Primero de marzo de 1914. El mundo estaba próximo a vivir una etapa de horror. Siete países iban a emprender la aventura más cruenta de su historia, protagonizando la Primera Guerra Mundial.
La Argentina contaba en ese momento, con ocho millones de habitantes.
Buenos Aires, su capital, festejaba, con sano regocijo el Carnaval porteño.
Un escueto telegrama, que había llegado de Mendoza a Buenos Aires decía: “Un avión, con sólo 2 tripulantes, ha caído en el departamento de Las Heras, cerca de la ciudad de Mendoza”.
Uno de ellos se llamaba Jorge Newbery y era la figura más prestigiosa de la aviación argentina.
Tenía solamente 39 años.
Newbery, brillante ingeniero, recibido a los 21 años, había sido además, un deportista excepcional.
Campeón sudamericano de florete a los 26 años. Récordman de velocidad como remero, automovilista de primer nivel y todavía boxeador de alta escuela.
De buen físico, simpático, había sido además campeón sudamericano de florete a los 26 años.
Tenía sólo 25 años, cuando el entonces Intendente de Buenos Aires, Adolfo Bullrich, lo designó Director General de Alumbrado de la Municipalidad de Buenos Aires.
Pero su faceta más definida era su amor a la aeronáutica.
Su hermano, el odontólogo Eduardo Newbery, muy cercano a él espiritualmente, había desaparecido, tripulando el globo “Pampero”.
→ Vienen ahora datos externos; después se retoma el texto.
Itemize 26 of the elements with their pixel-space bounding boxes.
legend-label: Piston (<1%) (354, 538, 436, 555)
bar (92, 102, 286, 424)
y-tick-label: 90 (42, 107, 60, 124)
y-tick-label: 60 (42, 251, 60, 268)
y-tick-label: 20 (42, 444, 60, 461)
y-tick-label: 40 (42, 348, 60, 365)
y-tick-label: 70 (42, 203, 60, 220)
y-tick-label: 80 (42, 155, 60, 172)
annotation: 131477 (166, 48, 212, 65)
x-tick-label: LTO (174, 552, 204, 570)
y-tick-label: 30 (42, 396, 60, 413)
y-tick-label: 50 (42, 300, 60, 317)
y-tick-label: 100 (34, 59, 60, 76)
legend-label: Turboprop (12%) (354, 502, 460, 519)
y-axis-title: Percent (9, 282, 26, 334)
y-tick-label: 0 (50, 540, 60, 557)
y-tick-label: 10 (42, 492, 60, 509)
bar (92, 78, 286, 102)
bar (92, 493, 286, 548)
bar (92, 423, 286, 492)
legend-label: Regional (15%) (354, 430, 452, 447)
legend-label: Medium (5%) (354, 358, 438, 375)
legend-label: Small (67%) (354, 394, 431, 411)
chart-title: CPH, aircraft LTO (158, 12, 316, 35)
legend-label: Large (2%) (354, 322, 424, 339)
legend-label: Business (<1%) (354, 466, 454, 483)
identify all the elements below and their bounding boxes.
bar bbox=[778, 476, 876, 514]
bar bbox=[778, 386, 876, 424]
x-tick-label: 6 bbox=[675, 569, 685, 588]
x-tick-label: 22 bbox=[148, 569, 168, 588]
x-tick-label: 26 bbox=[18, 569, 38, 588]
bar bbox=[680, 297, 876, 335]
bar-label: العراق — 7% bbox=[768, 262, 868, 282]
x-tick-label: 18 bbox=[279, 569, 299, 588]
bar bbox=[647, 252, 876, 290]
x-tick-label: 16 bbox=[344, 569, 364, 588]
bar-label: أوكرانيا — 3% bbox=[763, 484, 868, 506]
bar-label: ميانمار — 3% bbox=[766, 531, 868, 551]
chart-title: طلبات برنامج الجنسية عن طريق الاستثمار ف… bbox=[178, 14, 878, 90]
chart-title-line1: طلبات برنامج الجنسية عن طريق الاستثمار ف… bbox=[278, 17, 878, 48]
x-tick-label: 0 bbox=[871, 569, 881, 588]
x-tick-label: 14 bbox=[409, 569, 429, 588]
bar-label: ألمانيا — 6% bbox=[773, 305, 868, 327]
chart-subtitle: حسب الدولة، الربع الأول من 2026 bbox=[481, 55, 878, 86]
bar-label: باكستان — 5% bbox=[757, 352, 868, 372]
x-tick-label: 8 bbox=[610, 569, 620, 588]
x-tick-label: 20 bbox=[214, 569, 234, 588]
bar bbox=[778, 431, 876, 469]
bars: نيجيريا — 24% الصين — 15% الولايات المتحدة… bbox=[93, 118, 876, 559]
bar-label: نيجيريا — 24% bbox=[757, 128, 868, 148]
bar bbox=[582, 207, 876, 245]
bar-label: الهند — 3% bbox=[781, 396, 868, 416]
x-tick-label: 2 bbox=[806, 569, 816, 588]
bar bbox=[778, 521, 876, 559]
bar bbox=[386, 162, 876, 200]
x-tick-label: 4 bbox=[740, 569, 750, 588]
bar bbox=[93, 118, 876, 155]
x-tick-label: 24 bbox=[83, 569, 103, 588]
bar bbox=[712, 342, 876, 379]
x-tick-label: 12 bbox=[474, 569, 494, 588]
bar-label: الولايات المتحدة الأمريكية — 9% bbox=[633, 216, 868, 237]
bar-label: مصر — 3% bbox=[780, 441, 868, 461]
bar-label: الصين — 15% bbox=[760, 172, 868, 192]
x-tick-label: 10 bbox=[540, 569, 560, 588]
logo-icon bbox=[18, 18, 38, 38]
En diciembre de 1908, sólo dos meses después de la muerte de su hermano, Jorge ascendió con el globo “Huracán” hasta los 3.000 m de altura, permaneciendo 13 horas en el aire. ¡
Dos récords sudamericanos!. De altura y de permanencia en el aire.
Pero cuando reina la alegría, el dolor espera turno.
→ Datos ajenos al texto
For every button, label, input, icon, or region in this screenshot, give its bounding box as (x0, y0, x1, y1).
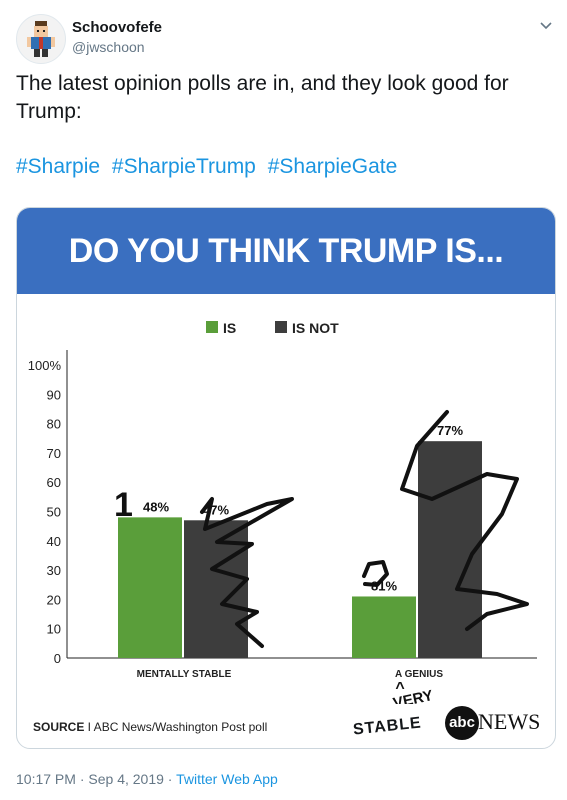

Muere su único hijo de 3 años.
Su mente inquieta, acariciaba otro proyecto temerario. Cruzar la cordillera de los Andes hasta Chile.
Comprendía que solamente en avión, y no en globo podría lograrlo.
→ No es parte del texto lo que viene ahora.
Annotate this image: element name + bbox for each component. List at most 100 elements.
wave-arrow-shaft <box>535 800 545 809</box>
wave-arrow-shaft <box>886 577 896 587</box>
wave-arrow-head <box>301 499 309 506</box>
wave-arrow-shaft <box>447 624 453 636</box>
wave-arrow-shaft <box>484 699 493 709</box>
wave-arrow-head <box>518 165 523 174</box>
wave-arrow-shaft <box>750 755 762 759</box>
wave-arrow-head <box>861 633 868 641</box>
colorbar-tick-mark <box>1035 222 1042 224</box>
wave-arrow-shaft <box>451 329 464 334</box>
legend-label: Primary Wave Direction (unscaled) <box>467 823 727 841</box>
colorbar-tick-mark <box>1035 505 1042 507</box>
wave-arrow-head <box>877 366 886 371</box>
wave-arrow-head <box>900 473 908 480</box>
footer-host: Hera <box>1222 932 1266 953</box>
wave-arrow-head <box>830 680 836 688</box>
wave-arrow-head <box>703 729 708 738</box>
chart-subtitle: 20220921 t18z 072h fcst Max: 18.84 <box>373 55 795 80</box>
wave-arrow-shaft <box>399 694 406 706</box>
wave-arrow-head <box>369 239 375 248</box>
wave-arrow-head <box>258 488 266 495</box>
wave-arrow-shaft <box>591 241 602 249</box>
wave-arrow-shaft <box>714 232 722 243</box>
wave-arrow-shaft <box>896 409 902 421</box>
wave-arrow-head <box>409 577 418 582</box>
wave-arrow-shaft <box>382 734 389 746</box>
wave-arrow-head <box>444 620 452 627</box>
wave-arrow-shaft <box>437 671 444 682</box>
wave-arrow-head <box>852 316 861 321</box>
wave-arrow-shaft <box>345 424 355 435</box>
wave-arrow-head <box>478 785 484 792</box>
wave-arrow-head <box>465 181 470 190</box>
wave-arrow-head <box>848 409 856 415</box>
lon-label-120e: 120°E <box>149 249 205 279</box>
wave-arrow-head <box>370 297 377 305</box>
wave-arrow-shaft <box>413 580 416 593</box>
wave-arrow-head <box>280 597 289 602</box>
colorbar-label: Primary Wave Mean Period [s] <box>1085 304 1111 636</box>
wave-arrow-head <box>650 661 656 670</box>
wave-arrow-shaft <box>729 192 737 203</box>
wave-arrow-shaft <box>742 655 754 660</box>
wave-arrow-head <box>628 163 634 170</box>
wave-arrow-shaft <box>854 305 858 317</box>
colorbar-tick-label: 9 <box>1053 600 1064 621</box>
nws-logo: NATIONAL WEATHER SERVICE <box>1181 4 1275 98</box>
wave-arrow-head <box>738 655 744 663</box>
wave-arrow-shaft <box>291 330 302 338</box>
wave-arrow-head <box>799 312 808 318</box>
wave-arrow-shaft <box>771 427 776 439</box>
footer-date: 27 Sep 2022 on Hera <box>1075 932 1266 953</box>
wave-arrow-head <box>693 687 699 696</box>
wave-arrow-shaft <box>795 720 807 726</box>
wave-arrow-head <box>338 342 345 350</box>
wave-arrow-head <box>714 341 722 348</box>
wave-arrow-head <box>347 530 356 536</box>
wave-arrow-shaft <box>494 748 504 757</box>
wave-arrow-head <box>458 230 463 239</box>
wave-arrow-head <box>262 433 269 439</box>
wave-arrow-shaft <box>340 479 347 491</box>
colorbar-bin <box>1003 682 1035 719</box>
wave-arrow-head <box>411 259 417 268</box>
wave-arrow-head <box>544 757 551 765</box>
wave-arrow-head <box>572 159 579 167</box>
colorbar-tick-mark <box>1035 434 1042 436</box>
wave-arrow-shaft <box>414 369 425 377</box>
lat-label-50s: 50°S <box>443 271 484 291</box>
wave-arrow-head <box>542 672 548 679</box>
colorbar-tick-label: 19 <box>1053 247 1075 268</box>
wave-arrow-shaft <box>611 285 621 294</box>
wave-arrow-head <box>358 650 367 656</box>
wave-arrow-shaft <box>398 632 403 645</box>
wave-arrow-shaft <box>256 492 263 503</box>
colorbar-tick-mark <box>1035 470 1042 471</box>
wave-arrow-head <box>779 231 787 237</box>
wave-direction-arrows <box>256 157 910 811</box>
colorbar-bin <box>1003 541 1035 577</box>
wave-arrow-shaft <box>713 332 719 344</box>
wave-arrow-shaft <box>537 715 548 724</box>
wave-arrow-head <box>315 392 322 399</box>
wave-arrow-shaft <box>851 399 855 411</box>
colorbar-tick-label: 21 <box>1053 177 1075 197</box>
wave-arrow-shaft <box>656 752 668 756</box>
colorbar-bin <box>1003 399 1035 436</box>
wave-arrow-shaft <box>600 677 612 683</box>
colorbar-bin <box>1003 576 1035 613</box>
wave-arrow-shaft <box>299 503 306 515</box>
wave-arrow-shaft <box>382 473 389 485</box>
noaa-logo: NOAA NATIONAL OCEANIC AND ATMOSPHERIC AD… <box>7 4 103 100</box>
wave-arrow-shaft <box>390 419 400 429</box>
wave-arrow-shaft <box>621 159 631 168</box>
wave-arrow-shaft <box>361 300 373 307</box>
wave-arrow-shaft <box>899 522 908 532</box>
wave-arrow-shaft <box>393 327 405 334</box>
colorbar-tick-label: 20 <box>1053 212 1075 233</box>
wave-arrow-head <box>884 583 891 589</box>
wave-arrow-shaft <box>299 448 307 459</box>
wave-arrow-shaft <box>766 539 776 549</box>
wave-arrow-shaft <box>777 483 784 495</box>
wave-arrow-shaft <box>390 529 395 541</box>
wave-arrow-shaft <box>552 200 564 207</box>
Quería ser el primero, en realizar la hazaña.
Hubo anteriormente varios intentos, todos infortunados, el del Teniente Origone entre ellos, que pagó con su vida su intrepidez.
Newbery sabía que para superar en vuelo la cordillera debía sobrepasar los 5.000 metros de altura.
Viajó entonces a Francia donde adquirió un avión monoplano, un Saulnier, en boga en esa época.
En enero de 1914 regresó en barco a Buenos Aires.
La prueba del cruce de la Cordillera se haría el domingo primero de marzo de 1914.
Y llegó el domingo.
A las 18,30 hs. en punto comenzó el ascenso.
Lo acompañó un amigo: Jiménez Lastra.
El avión carreteó hacia la izquierda, cobró cierta altura, aunque siempre iba inclinado.
De repente, dejó de responderle. Ahora iba perdiendo altura. Se acercaba a tierra vertiginosamente. Continuaba siempre inclinado.
Estaba a 1.000 metros, a 500, a 100. Casi a ras de tierra, Newbery consiguió enderezarlo parcialmente, con lo que atenuó el impacto, pero no pudo evitarlo totalmente.
Alcanzó para que su compañero Jiménez Lastra salvara su vida. Pues sufrió sólo algunas fracturas.
Pero Jorge Newbery murió instantáneamente. Y con él falleció uno de esos hombres que logró vivir su vida y también morir su muerte. Que necesitó observar el cielo desde cerca. Para medirse.
Y Jorge Newbery, trajo a mi mente este aforismo que mencioné al comienzo de esta nota.
“¡Cuánto mejor es morir por algo que morir por nada!”.